Jeudi 25 Juillet 2019 - écrit par Ariitaimai Amary


Riccardo Pineri est le directeur de la collection "Les Voyageurs du Pacifique" de la maison d'édition 'Api Tahiti. Cette série a pour objet de remettre au jour des textes de "grands" auteurs et de les illustrer avec le travail de "grands" dessinateurs. C'est dans le continuum de cette ligne éditoriale que l'œuvre de Herman Melville, Taïpi, a été rééditée, illustrée par les dessins de Jacques Boullaire. L'occasion de mettre en lumière le dialogue entre un texte et un dessin
qui permet de donner un aperçu de ce qu'est la grandeur.
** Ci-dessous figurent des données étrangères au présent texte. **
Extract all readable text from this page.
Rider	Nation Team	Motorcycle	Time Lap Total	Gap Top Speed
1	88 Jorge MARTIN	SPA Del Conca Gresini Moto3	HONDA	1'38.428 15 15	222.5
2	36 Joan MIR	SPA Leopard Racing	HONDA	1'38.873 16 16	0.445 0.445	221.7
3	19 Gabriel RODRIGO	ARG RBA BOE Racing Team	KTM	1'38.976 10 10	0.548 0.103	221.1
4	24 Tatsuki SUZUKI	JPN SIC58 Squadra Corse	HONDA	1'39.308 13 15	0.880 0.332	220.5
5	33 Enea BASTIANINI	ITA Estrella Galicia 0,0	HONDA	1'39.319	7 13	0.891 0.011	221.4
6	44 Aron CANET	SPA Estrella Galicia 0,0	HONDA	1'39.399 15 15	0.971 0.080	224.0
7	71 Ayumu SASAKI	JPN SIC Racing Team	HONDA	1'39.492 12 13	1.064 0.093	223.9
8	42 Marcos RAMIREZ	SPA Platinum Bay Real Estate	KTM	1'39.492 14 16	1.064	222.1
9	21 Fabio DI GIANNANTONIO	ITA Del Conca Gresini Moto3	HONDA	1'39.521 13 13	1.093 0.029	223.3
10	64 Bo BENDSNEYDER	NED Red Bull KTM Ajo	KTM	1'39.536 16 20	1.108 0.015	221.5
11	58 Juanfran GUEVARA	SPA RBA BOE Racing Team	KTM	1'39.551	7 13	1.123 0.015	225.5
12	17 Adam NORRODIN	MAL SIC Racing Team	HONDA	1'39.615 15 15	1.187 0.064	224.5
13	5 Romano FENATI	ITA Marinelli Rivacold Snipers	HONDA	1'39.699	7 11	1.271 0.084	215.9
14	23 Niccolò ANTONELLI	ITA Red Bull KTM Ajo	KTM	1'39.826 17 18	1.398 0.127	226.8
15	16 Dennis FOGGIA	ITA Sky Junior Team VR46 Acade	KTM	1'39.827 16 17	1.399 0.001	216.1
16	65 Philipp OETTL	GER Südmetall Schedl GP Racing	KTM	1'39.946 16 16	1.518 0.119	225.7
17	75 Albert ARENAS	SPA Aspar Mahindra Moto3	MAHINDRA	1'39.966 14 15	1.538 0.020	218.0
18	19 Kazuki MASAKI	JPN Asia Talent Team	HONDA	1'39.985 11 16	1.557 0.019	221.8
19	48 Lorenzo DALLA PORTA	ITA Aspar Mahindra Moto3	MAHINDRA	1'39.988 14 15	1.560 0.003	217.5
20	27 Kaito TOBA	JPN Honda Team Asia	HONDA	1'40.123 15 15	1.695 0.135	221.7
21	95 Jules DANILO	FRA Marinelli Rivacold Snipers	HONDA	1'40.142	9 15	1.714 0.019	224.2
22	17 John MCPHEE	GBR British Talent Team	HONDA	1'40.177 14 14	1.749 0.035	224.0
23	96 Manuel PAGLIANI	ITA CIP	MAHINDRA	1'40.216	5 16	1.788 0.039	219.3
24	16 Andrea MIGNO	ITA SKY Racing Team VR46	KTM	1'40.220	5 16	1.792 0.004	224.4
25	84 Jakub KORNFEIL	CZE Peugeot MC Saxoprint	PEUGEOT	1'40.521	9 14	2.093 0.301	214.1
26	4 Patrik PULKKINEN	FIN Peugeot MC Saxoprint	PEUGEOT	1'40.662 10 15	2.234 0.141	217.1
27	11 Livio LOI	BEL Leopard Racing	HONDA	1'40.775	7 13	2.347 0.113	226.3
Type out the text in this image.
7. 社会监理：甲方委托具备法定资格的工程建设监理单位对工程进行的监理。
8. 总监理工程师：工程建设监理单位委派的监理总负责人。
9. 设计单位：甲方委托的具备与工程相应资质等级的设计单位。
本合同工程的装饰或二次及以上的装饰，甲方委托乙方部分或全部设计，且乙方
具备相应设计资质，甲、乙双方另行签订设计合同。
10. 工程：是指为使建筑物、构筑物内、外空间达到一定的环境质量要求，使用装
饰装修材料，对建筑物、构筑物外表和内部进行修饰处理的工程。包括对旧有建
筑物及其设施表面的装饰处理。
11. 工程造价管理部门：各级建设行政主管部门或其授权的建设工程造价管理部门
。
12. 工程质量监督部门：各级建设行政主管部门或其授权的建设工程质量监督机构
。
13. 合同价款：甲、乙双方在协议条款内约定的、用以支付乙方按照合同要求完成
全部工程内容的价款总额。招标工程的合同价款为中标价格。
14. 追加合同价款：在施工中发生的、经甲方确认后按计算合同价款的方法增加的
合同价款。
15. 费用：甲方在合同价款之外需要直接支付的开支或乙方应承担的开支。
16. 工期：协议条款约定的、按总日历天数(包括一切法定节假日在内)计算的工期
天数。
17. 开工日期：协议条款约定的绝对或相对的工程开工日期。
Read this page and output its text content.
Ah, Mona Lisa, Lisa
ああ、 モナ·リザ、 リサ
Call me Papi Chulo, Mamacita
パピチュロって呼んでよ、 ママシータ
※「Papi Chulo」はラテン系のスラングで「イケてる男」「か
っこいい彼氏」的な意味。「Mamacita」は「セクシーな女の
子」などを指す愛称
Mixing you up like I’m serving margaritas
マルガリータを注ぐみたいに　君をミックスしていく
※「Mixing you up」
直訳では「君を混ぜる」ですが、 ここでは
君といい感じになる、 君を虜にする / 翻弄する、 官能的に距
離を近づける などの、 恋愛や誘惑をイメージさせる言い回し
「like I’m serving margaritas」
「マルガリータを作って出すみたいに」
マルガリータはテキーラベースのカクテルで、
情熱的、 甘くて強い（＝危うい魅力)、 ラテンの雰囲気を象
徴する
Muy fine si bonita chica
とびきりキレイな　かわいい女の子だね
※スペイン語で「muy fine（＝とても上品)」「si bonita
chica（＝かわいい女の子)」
Les symboles graphiques utilisés pour les chapitres sont inspirés du patutiki (tatouage marquisien).
Les symboles graphiques utilisés pour les chapitres sont inspirés du patutiki (tatouage marquisien).
Pour Riccardo Pineri, l'adjectif "grand" n'est pas neutre. Selon lui, l'art a quelque chose à voir avec la grandeur. Est-il le manifeste de la grandeur de l'âme ? de la noblesse des sentiments ? ou de la noble volonté de ne pas tricher avec le réel ? Allez savoir. Pour lui, le paradigme de la grandeur à travers le prisme des voyageurs du Pacifique a des noms : William Somerset Maugham et Herman Melville. Ce sont d'ailleurs les deux auteurs qui illustrent cette thématique avec leurs œuvres Récits des mers du Sud et La lune et cent sous, et Taïpi. Ainsi, la collection associe des écrivains voyageurs et des artistes voyageurs à travers la qualité du verbe et la maîtrise de l'iconographie.
La réédition de Taïpi a donc permis à Riccardo Pineri de mettre en évidence le texte dans sa préface. Il explique que le défi du préfacier est de "jouer avec l'aujourd'hui et le temps du récit pour pouvoir opérer une médiation entre les deux". D'autres marques de fabrique labellisées 'Api Tahiti sont aussi visibles, notamment au niveau de la graphie. Jean-Luc Bodinier, directeur de la maison d'édition, a d'ailleurs attiré l'attention sur les symboles graphiques utilisés pour les chapitres. Il s'agit notamment de rappels de la culture marquisienne via les symboles du patutiki (tatouage marquisien)...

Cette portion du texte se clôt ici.